21:20 <chrisseaton> O(N*4) is exactly the same thing as O(N)

21:20 <yorickpeterse> Oh no, the lexer doesn't do that

21:20 <yorickpeterse> it operates on byte ranges

21:20 <yorickpeterse> plus it's shared between C/Java, so doing find/replacements there is a total pain

21:20 <chrisseaton> ah ok

21:21 <yorickpeterse> errr derp you're right

21:21 <yorickpeterse> (regarding the big O stuff)

21:21 <yorickpeterse> see, I never use it :P

21:42 elia has joined #rubinius

21:46 <yorickpeterse> headius: does ByteList in JRuby allow me to find/replace bytes?

21:46 <yorickpeterse> crap wait I can't use that, that means I'd have to check things for every token

21:46 <yorickpeterse> darn

21:47 <headius> yorickpeterse: sure

21:47 <yorickpeterse> I guess having something like String#tr supporting multiple character replacements (opposed to 1 char being replaced with another single char) would be nice here

21:48 <headius> can't you turn the keys into a regexp and try what I suggested? gsub + block will hurt, but unless you expand as you lex I'm not sure how to avoid that

21:49 <yorickpeterse> That would still result in multiple string allocations

21:49 <yorickpeterse> In fact, I think the block form would result in one allocation for every match

21:49 <yorickpeterse> unless it only evaluates the block once for all matches

21:54 _elia has joined #rubinius

21:55 Thijsc has quit [Quit: My MacBook has gone to sleep. ZZZzzz…]

21:56 elia has quit [Ping timeout: 245 seconds]

21:56 <headius> yorickpeterse: it would

21:56 <headius> but at least the underlying byte[] would be shared across those instances

21:59 _elia has quit [Ping timeout: 245 seconds]

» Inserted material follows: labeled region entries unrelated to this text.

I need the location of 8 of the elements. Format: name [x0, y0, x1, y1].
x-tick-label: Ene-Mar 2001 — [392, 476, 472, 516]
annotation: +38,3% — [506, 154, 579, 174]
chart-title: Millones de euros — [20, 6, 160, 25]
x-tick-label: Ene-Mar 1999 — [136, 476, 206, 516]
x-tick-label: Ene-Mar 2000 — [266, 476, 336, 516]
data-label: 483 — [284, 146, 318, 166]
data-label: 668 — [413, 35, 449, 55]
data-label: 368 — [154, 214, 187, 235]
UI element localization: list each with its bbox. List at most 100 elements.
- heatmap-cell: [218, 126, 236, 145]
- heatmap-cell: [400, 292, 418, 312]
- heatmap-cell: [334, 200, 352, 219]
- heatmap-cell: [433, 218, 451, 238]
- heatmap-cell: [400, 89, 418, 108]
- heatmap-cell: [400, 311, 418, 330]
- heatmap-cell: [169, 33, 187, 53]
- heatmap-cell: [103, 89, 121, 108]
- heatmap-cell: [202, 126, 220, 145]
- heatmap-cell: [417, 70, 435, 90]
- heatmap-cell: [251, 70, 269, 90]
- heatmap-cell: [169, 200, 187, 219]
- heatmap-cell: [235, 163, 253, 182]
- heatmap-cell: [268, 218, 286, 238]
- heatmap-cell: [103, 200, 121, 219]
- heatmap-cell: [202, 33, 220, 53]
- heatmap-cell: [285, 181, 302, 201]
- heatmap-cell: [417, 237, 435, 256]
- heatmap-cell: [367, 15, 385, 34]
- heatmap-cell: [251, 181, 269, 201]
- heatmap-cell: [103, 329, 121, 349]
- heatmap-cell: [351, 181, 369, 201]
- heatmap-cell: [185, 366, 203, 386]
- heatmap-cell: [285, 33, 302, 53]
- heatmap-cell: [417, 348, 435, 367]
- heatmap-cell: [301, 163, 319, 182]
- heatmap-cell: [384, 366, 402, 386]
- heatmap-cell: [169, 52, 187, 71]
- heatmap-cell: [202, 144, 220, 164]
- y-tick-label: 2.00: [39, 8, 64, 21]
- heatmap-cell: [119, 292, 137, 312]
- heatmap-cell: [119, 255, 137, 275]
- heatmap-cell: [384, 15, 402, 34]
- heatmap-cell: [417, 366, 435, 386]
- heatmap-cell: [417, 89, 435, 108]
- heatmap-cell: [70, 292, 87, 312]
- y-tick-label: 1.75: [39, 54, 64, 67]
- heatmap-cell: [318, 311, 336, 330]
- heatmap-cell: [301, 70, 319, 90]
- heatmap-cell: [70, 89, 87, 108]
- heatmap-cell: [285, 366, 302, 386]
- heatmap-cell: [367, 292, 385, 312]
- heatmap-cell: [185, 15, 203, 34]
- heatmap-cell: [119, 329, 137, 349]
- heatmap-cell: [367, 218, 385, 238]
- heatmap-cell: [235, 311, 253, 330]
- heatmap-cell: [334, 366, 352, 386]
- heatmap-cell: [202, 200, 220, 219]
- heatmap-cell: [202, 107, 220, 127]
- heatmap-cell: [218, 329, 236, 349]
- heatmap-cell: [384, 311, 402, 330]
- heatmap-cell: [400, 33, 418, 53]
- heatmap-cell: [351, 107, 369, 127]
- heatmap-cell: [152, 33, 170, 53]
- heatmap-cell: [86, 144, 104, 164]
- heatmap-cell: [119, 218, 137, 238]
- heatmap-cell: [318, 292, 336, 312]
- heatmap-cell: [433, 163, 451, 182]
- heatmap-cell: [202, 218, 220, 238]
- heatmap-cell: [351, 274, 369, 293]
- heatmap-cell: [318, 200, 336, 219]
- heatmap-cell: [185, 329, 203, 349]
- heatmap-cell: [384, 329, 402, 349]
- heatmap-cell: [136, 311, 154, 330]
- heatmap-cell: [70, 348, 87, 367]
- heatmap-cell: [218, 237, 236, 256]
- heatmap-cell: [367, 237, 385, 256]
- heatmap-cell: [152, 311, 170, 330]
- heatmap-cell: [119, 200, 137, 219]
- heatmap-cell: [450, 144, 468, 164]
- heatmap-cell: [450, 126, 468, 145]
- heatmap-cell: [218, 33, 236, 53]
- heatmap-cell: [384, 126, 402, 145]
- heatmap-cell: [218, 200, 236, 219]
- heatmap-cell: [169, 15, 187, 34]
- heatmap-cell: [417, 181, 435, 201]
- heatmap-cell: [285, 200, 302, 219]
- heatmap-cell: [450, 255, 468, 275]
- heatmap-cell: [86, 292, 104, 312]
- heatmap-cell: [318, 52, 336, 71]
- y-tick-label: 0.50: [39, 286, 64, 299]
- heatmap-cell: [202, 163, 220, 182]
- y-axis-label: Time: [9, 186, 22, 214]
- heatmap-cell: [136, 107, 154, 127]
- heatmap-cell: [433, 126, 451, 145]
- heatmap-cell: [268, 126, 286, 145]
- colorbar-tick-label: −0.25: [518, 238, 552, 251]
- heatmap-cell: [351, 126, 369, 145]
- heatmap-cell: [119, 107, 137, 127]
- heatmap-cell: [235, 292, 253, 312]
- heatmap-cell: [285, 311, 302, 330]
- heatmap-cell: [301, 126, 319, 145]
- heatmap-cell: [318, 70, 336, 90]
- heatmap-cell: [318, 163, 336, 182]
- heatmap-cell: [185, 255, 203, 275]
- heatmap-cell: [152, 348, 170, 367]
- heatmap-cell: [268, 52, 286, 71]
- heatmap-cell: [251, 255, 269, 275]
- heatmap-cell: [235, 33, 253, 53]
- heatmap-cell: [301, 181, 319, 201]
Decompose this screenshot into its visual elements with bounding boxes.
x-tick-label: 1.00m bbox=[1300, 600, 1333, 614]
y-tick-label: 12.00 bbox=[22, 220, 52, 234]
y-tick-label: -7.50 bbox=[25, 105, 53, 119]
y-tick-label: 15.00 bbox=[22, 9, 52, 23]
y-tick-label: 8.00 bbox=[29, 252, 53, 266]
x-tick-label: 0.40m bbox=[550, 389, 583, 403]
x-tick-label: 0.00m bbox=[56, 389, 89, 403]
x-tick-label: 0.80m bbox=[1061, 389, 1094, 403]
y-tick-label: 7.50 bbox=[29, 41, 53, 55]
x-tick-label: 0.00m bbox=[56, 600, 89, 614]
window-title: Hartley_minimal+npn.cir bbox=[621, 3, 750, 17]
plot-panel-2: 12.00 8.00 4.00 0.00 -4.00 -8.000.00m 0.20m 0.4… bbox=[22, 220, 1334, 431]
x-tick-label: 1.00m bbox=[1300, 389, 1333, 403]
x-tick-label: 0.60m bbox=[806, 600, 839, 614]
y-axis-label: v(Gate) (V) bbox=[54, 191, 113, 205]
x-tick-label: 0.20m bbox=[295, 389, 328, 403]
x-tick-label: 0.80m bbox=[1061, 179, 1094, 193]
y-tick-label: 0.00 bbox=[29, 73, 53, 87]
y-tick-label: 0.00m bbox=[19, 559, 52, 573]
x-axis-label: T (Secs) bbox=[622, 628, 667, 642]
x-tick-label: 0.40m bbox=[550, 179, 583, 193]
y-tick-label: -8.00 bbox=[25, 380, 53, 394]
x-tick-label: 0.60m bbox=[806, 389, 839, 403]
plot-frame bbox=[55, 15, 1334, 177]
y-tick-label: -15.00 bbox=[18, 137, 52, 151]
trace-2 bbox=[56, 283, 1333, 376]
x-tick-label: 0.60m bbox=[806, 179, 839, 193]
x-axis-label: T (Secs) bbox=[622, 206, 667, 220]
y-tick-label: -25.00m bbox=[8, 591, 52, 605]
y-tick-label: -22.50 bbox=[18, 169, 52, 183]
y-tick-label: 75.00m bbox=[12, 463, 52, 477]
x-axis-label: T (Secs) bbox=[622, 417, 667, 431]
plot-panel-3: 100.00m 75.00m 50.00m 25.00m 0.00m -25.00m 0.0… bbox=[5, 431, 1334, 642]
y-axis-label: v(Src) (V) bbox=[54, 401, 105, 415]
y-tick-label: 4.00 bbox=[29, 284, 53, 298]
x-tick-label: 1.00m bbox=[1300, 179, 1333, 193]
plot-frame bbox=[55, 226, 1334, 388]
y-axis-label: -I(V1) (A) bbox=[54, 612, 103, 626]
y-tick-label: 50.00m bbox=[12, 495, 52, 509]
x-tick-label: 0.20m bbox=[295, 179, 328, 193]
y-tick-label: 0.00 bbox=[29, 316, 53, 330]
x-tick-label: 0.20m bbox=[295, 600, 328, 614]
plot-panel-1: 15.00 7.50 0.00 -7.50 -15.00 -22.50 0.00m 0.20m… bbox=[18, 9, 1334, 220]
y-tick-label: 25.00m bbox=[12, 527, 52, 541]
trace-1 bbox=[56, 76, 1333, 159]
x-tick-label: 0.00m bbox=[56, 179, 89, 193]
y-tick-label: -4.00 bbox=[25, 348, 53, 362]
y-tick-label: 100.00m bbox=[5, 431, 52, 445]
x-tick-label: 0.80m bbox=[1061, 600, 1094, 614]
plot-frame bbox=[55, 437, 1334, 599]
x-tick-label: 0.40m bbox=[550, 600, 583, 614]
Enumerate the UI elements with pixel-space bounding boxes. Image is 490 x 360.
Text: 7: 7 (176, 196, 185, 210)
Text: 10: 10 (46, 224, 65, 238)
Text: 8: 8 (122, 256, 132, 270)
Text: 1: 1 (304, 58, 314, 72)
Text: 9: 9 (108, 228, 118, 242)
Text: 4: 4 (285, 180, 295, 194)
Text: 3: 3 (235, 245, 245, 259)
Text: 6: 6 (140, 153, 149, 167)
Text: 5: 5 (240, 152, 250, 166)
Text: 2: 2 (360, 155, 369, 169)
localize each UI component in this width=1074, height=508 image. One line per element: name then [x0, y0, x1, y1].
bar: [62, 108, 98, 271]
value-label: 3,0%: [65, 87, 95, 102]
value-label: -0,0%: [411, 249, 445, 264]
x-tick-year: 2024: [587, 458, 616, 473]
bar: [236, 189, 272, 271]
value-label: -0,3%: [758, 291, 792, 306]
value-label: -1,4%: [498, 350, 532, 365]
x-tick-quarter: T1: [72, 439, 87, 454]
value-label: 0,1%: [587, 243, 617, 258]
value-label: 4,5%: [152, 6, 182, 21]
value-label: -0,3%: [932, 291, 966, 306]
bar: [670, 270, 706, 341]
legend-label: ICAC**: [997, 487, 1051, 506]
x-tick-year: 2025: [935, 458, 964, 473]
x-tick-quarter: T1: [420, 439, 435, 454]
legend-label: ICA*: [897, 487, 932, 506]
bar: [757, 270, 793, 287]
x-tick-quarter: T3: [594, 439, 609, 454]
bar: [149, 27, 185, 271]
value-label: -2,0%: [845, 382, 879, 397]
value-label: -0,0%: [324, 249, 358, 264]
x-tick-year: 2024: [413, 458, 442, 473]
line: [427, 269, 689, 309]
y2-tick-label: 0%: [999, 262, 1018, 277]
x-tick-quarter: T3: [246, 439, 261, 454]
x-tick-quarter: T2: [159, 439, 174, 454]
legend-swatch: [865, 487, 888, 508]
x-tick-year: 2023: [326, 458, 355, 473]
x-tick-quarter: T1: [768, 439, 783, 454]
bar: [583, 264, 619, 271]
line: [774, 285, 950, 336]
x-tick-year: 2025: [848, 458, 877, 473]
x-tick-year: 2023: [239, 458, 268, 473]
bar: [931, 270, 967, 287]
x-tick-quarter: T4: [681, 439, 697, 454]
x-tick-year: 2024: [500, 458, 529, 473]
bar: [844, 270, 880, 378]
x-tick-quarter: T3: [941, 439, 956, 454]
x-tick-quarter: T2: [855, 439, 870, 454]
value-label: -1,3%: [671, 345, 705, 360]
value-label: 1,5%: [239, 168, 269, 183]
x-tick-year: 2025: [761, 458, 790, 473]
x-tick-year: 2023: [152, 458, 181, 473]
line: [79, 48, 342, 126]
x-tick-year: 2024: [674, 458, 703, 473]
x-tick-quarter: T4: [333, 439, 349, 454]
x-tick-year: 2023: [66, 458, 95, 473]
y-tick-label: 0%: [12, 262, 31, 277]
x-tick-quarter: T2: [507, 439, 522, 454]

22:31 <yorickpeterse> brixen: in Rbx, do we allocate a new string when calling String#gsub! ?

22:32 <yorickpeterse> That is, is it basically `new_str = dup.gsub(....); replace(new_str)`, or does it truly modify the current string in-place?

22:32 <yorickpeterse> hm, I think I can actually test that!

22:37 <yorickpeterse> oh, string literals seem to bypass String#initialize in rbx

22:37 <yorickpeterse> wtf

22:46 <yorickpeterse> bah, I just want to measure how many Strings are created, this is stupid difficult in both MRI and Rbx

22:46 <yorickpeterse> MRI has TracePoint but lol of course that doesn't work when creating strings

22:47 <yorickpeterse> and Rbx just bypasses String#new for literals :/

22:47 <yorickpeterse> (╯°□°)╯︵ ┻━┻

22:49 <headius> you should be able to get a count on JRuby by passing flag -J-Xrunhprof:depth=0

22:50 <headius> that enables JVM-level object profiling... depth=0 makes it not accumulate allocation backtraces to speed up the data gathering

22:50 <headius> it should be pretty similar across impls if we have mostly the same logic

22:51 <yorickpeterse> headius: I also need this on MRI and Rbx though, I need to see if String#gsub! allocates more than I want there

22:51 <yorickpeterse> hmpf, object allocation tracking doesn't appear to work either

22:52 <headius> yeah, I don't know how different it will be between jruby and MRI since we largely have the same logic

22:54 <yorickpeterse> meh, I need to dig in to this when I'm actually awake. Toodles

22:55 <yorickpeterse> oh derp that's right, allocation tracking also requires a compile time flag

22:55 <yorickpeterse> ugh

22:55 <yorickpeterse> see, I need sleep, laters

22:56 elia has joined #rubinius

22:56 |jemc| has quit [Read error: Connection reset by peer]

23:01 elia has quit [Quit: Computer has gone to sleep.]

23:03 josh-k has joined #rubinius

23:08 josh-k has quit [Ping timeout: 250 seconds]

23:17 diegoviola has joined #rubinius

23:35 elia has joined #rubinius

23:42 josh-k has joined #rubinius

23:51 elia has quit [Quit: Computer has gone to sleep.]